At the time of his induction into the Buffalo Hall in 2000, Mazur related some interesting highlights of his career to Buffalo News bowling columnist Norm Warner.
Before he became a classic league bowler himself, Mazur was a fan of the classics. He recalled a match one night between the powerful Lockport Felts with Allie Brandt and Jim Schroeder in the lineup against the Simon Pures with Joe DiFiglia and Steve Cerwinski.
Lockport needed for Brandt, the No. 4 man, and Schroeder, the anchor, to strike out in order to win the match. Brandt struck out but the pin-setting rack broke, causing a delay of about 20 minutes. Nevertheless, when bowling resumed, Schroeder stepped up and calmly struck out and gave his team the match by one pin.
"That was impressive," Mazur told Warner. The bowler then recalled competing in a national team tournament in St. Louis against the famous Budweiser team of Don Carter, Dick Weber, Tom Hennessy, Ray Bluth and Pat Patterson, bowling's equivalent of the 1927 Yankees.
"We were paired with them for six games," Mazur said. "We beat them the first game, then they crumbled us.
"Carter and I were the leadoffs and I was in awe. We all sat on the same bench and talked. Carter always ate Mars bars before a match, so I came home and bought a case of 'em."
Hall to induct Hapeman
Due to an oversight or a communication lapse, the name of an additional inductee to the 2012 Greater Buffalo USBC Association Hall of Fame was not included in last week's column.
Richard G. Hapeman was selected for induction by the GBUSBC Youth Committee, the first time that an honoree was tapped from that segment of the association.
Hapeman serves on the association's youth committee along with his son, Richard C. The senior Hapeman has been youth coordinator at Abbott Bowling Center for 35 years.

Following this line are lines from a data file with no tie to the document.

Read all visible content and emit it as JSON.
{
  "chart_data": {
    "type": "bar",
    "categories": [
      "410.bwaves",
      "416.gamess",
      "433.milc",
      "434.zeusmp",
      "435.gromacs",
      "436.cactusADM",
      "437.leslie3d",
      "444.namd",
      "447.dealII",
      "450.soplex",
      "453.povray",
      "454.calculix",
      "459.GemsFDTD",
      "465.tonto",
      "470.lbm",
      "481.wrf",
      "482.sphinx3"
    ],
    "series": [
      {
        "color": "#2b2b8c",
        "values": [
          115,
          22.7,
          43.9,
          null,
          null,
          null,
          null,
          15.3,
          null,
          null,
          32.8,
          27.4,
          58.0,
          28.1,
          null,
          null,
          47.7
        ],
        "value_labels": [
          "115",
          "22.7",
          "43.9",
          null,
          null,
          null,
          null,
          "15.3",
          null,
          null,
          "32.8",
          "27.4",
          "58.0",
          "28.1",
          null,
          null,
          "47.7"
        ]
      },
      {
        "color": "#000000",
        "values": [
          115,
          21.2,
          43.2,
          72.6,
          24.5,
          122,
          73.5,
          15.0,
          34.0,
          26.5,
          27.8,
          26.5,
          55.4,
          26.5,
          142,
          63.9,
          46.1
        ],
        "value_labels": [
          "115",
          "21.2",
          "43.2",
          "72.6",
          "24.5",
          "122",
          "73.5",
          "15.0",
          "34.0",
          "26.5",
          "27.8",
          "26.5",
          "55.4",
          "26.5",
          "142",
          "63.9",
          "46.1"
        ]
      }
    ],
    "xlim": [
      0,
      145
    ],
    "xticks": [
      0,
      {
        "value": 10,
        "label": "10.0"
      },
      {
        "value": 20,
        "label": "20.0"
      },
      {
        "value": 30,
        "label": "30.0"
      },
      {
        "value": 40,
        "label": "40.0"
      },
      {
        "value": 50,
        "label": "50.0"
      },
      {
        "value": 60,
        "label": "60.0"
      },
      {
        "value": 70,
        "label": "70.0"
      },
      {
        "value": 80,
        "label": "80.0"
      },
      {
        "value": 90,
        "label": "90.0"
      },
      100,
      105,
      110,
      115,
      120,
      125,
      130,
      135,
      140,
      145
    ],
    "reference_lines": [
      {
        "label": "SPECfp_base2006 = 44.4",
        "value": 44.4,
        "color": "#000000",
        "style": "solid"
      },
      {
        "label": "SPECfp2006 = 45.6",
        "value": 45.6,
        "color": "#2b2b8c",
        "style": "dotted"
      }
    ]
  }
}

He won the Youth Committee's Service to Youth Award in '07.
"He is a great promoter of youth tournament bowling for our association and offers free entry into all of our tournaments as part of the Abbott youth program," GBUSBC manager Bill Palumbo said.
Hapeman and the six other inductees will be honored on Nov. 24 at Samuel's Grande Manor.
Big money in Vegas
Two Buffalo-area bowlers have reached the finals of the third annual AMF National In-League Tournament, which will be held April 27-28 in Las Vegas.
David A. Burt of Buffalo will represent AMF Airport Lanes in the Open (200 average or better) Division and Anthony DiCenzo of Cheektowaga will compete in the B (160-179 average) Division. First prize in each division will be $50,000.
Burt led the local and district qualifying with a 112 pins-over average series. DiCenzo won the qualifying in his division with a 181 POA. More than 25,000 AMF League bowlers entered the tournament but only 27 qualified in each of four divisions for the finals.
Ryan Ciminelli did some torrid bowling Thursday to advance to Friday's match play round of 18 bowlers in the Tournament of Champions at Red Rock Lanes in Las Vegas.
Ciminelli totaled 2,089 (232.1 average) in Thursday's second block of nine games in the Elite Qualifying Round after 1,997 in the earlier block. His game scores ranged from 189 to 258 in the first session and 204 to 258 in the second.
Ciminelli bowled the second-highest block among the 36 bowlers in the Elite Qualifying round. Rhino Page led with 2,153.
Ciminelli stood in fourth place after 27 of 36 games on Friday. His pinfall was 6,463.
Friday's match play decided the four players who will compete for the $80,000 first prize in the ESPN stepladder finals Sunday at 1 p.m.
The Tournament of Champions is the final event of the PBA Tour's 2011-12 season.